Trump ułaskawił założyciela giełdy kryptowalut Binance - media
Prezydent USA Donald Trump ułaskawił założyciela giełdy kryptowalut Binance Changpenga Zhao - poinformowała w czwartek gazeta „Wall Street Journal”, powołując się na źródła. Według dziennika Binance wspiera firmę z branży kryptowalut należącą do rodziny Trumpa.
Prezydent podpisał akt łaski w środę - przekazali rozmówcy „WSJ”. W ostatnim czasie Trump miał zasygnalizować swoim doradcom, że skłania się ku argumentom, zgodnie z którymi Changpeng był prześladowany na tle politycznym.
Rzeczniczka Białego Domu Karoline Leavitt powiedziała, że Trump skorzystał ze swojego konstytucyjnego prawa, ułaskawiając Changpenga, który „był ścigany przez administrację (Joe) Bidena w ramach jej wojny z kryptowalutą”. Zaznaczyła, że ta „wojna” się skończyła.
Według gazety firma przez prawie rok próbowała doprowadzić do ułaskawienia Changpenga, który wyszedł z więzienia we wrześniu 2024 r. po spędzeniu za kratami czterech miesięcy.
„WSJ” zaznaczył, że od początku drugiej kadencji prezydenckiej Trumpa Binance wspiera firmę rodziny Trumpa z branży kryptowalut - World Liberty Financial. Biznes znacząco przyczynił się do wzrostu osobistego majątku prezydenta.
Ułaskawienie Changpenga najpewniej utoruje drogę do powrotu Binance na amerykański rynek. W 2023 r. w ramach ugody z amerykańskim rządem ta największa na świecie giełda kryptowalut i jej szef Changpeng przyznali się do prania pieniędzy, omijania sankcji i innych nielegalnych czynności. Binance nie mogła dłużej prowadzić działalności na terytorium USA.
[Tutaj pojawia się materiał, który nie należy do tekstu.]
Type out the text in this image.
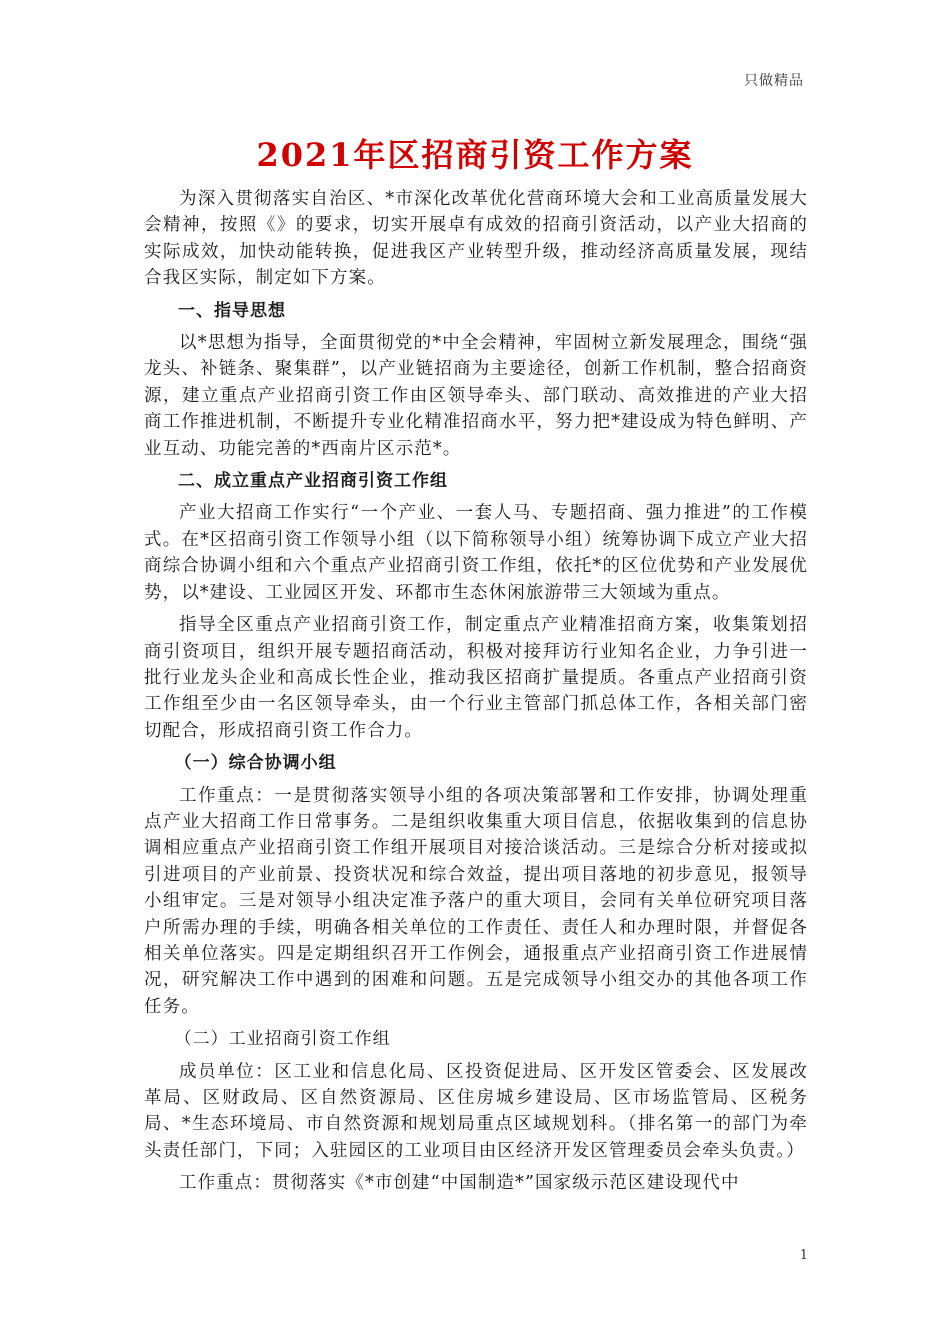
只做精品
2021年区招商引资工作方案

为深入贯彻落实自治区、*市深化改革优化营商环境大会和工业高质量发展大会精神，按照《》的要求，切实开展卓有成效的招商引资活动，以产业大招商的实际成效，加快动能转换，促进我区产业转型升级，推动经济高质量发展，现结合我区实际，制定如下方案。

一、指导思想

以*思想为指导，全面贯彻党的*中全会精神，牢固树立新发展理念，围绕“强龙头、补链条、聚集群”，以产业链招商为主要途径，创新工作机制，整合招商资源，建立重点产业招商引资工作由区领导牵头、部门联动、高效推进的产业大招商工作推进机制，不断提升专业化精准招商水平，努力把*建设成为特色鲜明、产业互动、功能完善的*西南片区示范*。

二、成立重点产业招商引资工作组

产业大招商工作实行“一个产业、一套人马、专题招商、强力推进”的工作模式。在*区招商引资工作领导小组（以下简称领导小组）统筹协调下成立产业大招商综合协调小组和六个重点产业招商引资工作组，依托*的区位优势和产业发展优势，以*建设、工业园区开发、环都市生态休闲旅游带三大领域为重点。

指导全区重点产业招商引资工作，制定重点产业精准招商方案，收集策划招商引资项目，组织开展专题招商活动，积极对接拜访行业知名企业，力争引进一批行业龙头企业和高成长性企业，推动我区招商扩量提质。各重点产业招商引资工作组至少由一名区领导牵头，由一个行业主管部门抓总体工作，各相关部门密切配合，形成招商引资工作合力。

（一）综合协调小组

工作重点：一是贯彻落实领导小组的各项决策部署和工作安排，协调处理重点产业大招商工作日常事务。二是组织收集重大项目信息，依据收集到的信息协调相应重点产业招商引资工作组开展项目对接洽谈活动。三是综合分析对接或拟引进项目的产业前景、投资状况和综合效益，提出项目落地的初步意见，报领导小组审定。三是对领导小组决定准予落户的重大项目，会同有关单位研究项目落户所需办理的手续，明确各相关单位的工作责任、责任人和办理时限，并督促各相关单位落实。四是定期组织召开工作例会，通报重点产业招商引资工作进展情况，研究解决工作中遇到的困难和问题。五是完成领导小组交办的其他各项工作任务。

（二）工业招商引资工作组

成员单位：区工业和信息化局、区投资促进局、区开发区管委会、区发展改革局、区财政局、区自然资源局、区住房城乡建设局、区市场监管局、区税务局、*生态环境局、市自然资源和规划局重点区域规划科。（排名第一的部门为牵头责任部门，下同；入驻园区的工业项目由区经济开发区管理委员会牵头负责。）

工作重点：贯彻落实《*市创建“中国制造*”国家级示范区建设现代中

1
Amerykańskie śledztwo wykazało, że firma świadomie przyjmowała pieniądze i obsługiwała klientów, objętych sankcjami (w tym m.in. z Rosji, okupowanej Ukrainy, Korei Płn. i Iranu), hakerów wykorzystujących giełdę jako sposób na wypranie zysków z cyberokupu, osoby sprzedające dziecięcą pornografię, czy terrorystów z Al-Kaidy, Państwa Islamskiego i Hamasu. Firma miała przez lata umyślnie nie zgłaszać tych transakcji władzom.
W ramach ugody, szef firmy Changpeng Zhao - kanadyjski biznesmen chińskiego pochodzenia znany jako "CZ" - i jej dyrektor odpowiedzialny za zgodność z regulacjami Samuel Lim usłyszeli zarzuty karne i przyznali się do winy. Na firmę nałożono 4,3 mld dolarów kary.